Ilmu tanpa perbuatan adalah kosong, perbuatan tanpa ilmu pincang. Oleh sebab itu, agar tidak kosong ilmu harus dengan perbuatan, agar tidak pincang perbuatan harus dengan ilmu. “Tringo” gagasan dari Ki Hajara merupakan suatu penemuan yang luar biasa dalam bidang pendidikan. Konsep “Tringo” sangat relevan digunakan dalam pendidikan di Indonesia. 



Sebelum Taxonomi bloom menggagas tentang kognitif, Afektif dan psikomotorik, yang pada intinya konsep Taxonomi Bloom ternyata  sama dengan “tringo” nya Ki hajar Dewantara. Namun konsep “tringo” ini menggunakan bahasa Jawa, sehingga orang yang bisa mengetahui konsep ini hanya orang yang bisa berbahasa Jawa. Sehingga pada waktu itu tingkat penyebaran konsep ”Tringo” tidak masif. Hal itu wajar, karena Ki Hajar adalah orang Jawa yang melestarikan budaya Jawa. 


Borrowing konsep dari tokoh-tokoh pendidikan barat

Konsep “tringo” tersebut sudah sejak lama di gagas olah Ki hajar, namun jangankan di Luar negeri, di Indonesia nya saja konsep “tringo’ tidak begitu familiar seperti konsep Taxonomi nya Bloom kognitif, afektif dan Psikomotorik. Pemerintah Indonesia yang seharusnya menggunakan konsep “Tringo”  yang notabene hasil karya anak negeri, malah justru borrowing konsep dari tokoh-tokoh pendidikan barat. Hal itu sangat disayangkan sekali.

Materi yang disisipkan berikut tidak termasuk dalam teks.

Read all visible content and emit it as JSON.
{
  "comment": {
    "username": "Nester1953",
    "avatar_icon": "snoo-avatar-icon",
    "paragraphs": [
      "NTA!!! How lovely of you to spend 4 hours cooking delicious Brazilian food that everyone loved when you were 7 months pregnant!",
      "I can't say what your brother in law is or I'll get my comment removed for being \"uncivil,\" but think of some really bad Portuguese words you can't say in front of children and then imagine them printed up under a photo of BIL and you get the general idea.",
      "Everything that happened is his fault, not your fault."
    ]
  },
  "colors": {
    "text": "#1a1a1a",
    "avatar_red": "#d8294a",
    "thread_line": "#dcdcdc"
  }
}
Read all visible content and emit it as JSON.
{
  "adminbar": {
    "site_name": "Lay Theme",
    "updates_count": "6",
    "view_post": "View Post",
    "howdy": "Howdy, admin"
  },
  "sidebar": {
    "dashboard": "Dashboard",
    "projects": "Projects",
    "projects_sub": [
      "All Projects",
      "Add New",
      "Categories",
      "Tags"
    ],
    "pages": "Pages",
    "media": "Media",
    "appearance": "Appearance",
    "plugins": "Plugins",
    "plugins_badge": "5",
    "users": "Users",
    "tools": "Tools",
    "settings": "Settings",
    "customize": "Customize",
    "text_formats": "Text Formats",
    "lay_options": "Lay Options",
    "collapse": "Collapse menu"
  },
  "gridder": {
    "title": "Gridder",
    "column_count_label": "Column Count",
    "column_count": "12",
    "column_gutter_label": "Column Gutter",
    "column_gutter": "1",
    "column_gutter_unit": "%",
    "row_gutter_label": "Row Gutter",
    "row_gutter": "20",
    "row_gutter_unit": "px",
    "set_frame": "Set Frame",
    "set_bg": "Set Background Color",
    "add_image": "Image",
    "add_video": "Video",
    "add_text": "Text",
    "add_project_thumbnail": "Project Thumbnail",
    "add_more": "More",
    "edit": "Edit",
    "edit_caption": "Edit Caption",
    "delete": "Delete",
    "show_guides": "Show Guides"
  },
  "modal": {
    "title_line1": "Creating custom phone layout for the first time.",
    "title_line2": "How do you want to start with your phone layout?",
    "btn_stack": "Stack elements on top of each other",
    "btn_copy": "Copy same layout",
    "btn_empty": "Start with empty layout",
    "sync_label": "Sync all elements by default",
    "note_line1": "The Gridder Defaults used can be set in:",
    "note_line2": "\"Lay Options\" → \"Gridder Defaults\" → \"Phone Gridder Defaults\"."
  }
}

Gagasan Pendidkan Driyakarya

Humanisasi dan hominisasi Driyakarya

Dalam pendidikan Driyakarya familiar dengan gagasan Humanisasi dan hominisasi. Istilah hominisasi dan humanisasi atau memanusiakan manusia muda merupakan rumusan filsafat pendidikan Driyarkara, yang mengarahkan pada proses kesadaran untuk memanusiakan manusia. Hominisasi adalah proses pemanusiaan pada umumnya. Manusia berbeda dengan makhluk lainnya, seperti binatang ataupun tumbuhan, manusia tidak akan sampai pada fase ‘ke-manusiawi-an-nya’ tanpa pendidikan. 


Lain halnya dengan binatang. Binatang tidak perlu pendidikan, karena pada hakikatnya tidak memiliki akal budi. Sedangkan humanisasi merupakan proses lanjutan setelah hominisasi. Dalam proses ini manusia mampu mencapai perkembangan lebih lanjut, realisasi diri dalam laju budaya dan ilmu pengetahuan. Driyarkara memandang pendidikan bukan sebagai ide; rancangan yang tersusun dalam pikiran, cita-cita yang terletak di sini ataupun di sana tanpa adanya perubahan. 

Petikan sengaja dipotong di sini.